Здесь был покой. Он здесь существовал. В этом мирном городке, в этой маленькой пивной. В настоящий момент. В пучине жизни, в ее сердце, за этим питейным столом, который делили трое исполненных веры путников. Когда мы думали о том, что произошло с нами в прошлом, и о том, что произойдет завтра, мы сознавали ценность этого мгновения, этого неповторимого мгновения между полным побед прошлым и ужасным, плачевным будущим. Мы поклялись говорить друг другу только правду. Расцеловались. Смеялись со слезами на глазах. Почтили священное величие мира и жизни. Подняли тост в честь сборища чокнутых продавцов и бодрствовавших этой ночью участников радикальных политических организаций, которые были в пивной. Вот это и была настоящая жизнь, здесь, а не там, не в раю и не в аду.
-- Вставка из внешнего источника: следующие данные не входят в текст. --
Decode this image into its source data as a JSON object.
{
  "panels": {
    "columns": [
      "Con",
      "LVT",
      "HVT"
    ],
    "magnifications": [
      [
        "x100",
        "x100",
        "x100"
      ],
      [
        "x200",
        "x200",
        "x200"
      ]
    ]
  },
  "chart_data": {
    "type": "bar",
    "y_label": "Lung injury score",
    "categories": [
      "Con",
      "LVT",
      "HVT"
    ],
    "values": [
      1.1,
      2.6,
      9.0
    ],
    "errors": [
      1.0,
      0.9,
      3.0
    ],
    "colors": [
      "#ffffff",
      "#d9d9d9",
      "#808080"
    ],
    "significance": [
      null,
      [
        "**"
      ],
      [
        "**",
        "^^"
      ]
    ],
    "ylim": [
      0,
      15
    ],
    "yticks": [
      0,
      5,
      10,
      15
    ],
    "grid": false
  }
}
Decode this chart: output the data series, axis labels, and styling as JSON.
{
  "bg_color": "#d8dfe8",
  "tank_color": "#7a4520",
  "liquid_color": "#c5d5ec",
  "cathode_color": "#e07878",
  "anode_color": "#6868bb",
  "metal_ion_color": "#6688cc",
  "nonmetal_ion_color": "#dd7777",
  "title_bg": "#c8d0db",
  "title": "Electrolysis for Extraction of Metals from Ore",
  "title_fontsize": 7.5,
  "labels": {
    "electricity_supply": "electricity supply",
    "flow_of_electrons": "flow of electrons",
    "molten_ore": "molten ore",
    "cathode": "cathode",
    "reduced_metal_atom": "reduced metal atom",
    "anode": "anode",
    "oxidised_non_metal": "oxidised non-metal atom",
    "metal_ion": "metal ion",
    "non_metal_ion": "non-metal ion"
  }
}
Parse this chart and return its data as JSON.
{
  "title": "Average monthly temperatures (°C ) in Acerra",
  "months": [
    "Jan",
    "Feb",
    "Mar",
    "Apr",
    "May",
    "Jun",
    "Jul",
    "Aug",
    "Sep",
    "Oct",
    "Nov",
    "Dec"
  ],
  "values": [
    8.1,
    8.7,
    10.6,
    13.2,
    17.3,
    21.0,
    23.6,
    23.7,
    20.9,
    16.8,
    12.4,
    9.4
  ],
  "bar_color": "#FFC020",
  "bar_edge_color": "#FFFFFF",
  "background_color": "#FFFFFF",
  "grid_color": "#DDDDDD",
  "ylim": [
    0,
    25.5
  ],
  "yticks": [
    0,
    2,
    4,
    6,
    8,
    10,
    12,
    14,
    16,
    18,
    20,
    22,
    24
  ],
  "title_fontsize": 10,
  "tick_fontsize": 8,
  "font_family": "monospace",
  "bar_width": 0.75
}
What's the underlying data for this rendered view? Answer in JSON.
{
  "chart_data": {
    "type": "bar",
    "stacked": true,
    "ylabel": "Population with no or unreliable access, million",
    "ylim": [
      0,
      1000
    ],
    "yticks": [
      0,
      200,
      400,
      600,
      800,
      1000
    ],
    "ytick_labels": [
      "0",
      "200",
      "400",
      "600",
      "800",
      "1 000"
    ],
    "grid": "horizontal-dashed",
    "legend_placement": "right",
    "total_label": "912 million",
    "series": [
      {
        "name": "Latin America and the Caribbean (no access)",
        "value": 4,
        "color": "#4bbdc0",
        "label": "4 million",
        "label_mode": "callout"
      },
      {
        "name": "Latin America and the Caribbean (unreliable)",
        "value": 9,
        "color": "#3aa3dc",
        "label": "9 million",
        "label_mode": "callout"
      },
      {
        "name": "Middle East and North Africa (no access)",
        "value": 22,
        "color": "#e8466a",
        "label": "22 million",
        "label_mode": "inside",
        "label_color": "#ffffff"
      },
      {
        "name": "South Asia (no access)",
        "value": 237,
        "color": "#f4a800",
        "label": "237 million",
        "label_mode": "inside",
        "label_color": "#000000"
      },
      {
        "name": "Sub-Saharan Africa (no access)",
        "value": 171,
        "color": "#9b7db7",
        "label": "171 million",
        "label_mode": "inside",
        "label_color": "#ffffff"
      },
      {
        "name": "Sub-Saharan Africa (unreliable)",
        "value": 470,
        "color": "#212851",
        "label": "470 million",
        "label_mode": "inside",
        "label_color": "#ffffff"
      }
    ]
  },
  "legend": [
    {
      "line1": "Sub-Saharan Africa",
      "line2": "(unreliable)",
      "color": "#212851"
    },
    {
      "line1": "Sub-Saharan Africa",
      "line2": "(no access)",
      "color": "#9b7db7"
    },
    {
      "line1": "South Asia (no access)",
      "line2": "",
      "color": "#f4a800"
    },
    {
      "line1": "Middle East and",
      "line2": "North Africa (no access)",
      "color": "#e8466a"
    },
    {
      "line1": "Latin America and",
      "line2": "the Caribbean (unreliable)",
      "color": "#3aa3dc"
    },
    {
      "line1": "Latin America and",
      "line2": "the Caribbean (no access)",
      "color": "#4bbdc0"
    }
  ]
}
Она была именно здесь, сейчас, в этом мгновении. Какой безумец осмелится возражать нам? Какой глупец может заставить нас замолчать? У кого было право назвать нас жалким, убогим отребьем? Нам не нужна была ни стамбульская жизнь, ни парижская, ни нью-йоркская; пусть все бутики, доллары, шикарные квартиры и самолеты останутся там; и все приемники и телевизоры тоже — у нас есть свои. У нас есть то, чего нет у них: смотрите, как свет жизни струится в мое сердце.
Помню, в какой-то момент, Ангел, я, задумавшись, спросил себя: если так просто принять лекарство от несчастья — почему никто этого не делает? Вымышленный Али Кара, шагающий летней ночью из пивной с закадычными друзьями, спрашивает: отчего так много боли, горя, нищеты, отчего? А на втором этаже отеля «Удача» горит лампа, от света которой волосы Джанан кажутся рыжими.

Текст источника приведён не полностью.